Dünkü maç özelinde Fenerbahçe savunmasından 60-70 metrelik uzun toplarla çıksa, Vedat’ın Caulker veya Welinton’la yükseldiği hava toplarından inen ve sekenleri toplayıp o bölgede Kruse topla buluşturulsa bambaşka bir görüntü çıkardı ortaya. Ancak Ersun Yanal’ın tercihi bu yönde olmadı. Aytemiz Alanyaspor kalesini Alanya Kalesi’ni savunur gibi savundu. Juanfran’ın birkaç bindirmesi harici çakılı iki bek, Kruse’yi ceza sahası yakınlarında topla buluşturmamaya çok iyi çalışmış Siopis-Ceyhun ikilisi ve Kruse’ye orta sahadan gelecek dik topları engellemek için kendi yarı sahasına kadar gelen Bakasetas… Bu oyuncuların taktiksel konsantrasyonları sezon başından beri yüksekti zaten ama bu maçta golü yediklerinde kırılmamaları da çok mühim. Çünkü gole kadar Alanya’nın rakip yarı sahada neredeyse hiçbir varlığı yoktu. Çok kritik bir dakikada eşitliği yakaladılar.

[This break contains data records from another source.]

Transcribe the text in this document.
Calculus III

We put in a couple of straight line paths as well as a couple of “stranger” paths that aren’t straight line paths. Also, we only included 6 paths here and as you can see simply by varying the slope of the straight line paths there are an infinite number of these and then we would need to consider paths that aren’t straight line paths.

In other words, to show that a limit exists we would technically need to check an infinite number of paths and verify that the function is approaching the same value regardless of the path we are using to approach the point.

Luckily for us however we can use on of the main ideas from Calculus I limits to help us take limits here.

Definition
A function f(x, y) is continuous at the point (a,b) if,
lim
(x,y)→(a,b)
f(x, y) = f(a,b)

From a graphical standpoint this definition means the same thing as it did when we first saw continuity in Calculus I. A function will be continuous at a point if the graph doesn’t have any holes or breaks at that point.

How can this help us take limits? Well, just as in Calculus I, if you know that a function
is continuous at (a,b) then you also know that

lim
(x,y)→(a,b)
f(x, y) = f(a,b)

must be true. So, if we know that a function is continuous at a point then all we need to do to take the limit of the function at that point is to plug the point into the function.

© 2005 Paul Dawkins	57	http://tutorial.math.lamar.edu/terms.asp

Ersun Yanal’ın Emre yokken Emre futbolu oynatması büyük hataydı. Rami’nin hala hazır olmaması şaşırtıcı bir durum. Zanka şampiyonluk parolası taşıyan takımın stoperi olmaz. Evet bu 3 cümle de dünkü yenilen 3 golle doğrudan alakalı ama işin bir de şu kısmı var. Ersun Yanal da öğrencilerine geriden ayağa pasla çıkın ve kısa paslarla oyun kurun talimatı verdi diye böylesine fahiş hatalar mı yapılmalıydı? Ersun Yanal, kafasında “Zanka baskıdan sonra Altay’a kötü bir pas verir, Altay topu canhıraş bir şekilde taca vurur, içeri atılan taçta Altay ve Zanka birbirine girip golü yedirir.” ya da “Jailson topla çıkarken topu ceza sahasında rakibe kaptırır.” demiyordu sanırım.

Yönetime yazar

Altay, Vedat karakteri çok düzgün, yüksek iş ahlakı ve disiplinine sahip pırıl pırıl iki sporcu. Peki taraftarına mutlak şampiyonluk vaat eden yönetimin –Spor Toto Süper Lig dinamikleri göz önünde bulundurularak- tercih ettiği atan ve tutan Rize’den Vedat ile Ankara’dan Altay mı? Bu 2 futbolcu etkisinde Ersun Yanal bu takımı şampiyonluğa ulaştırırsa ona da uzun bir saygı yazısı yazarız.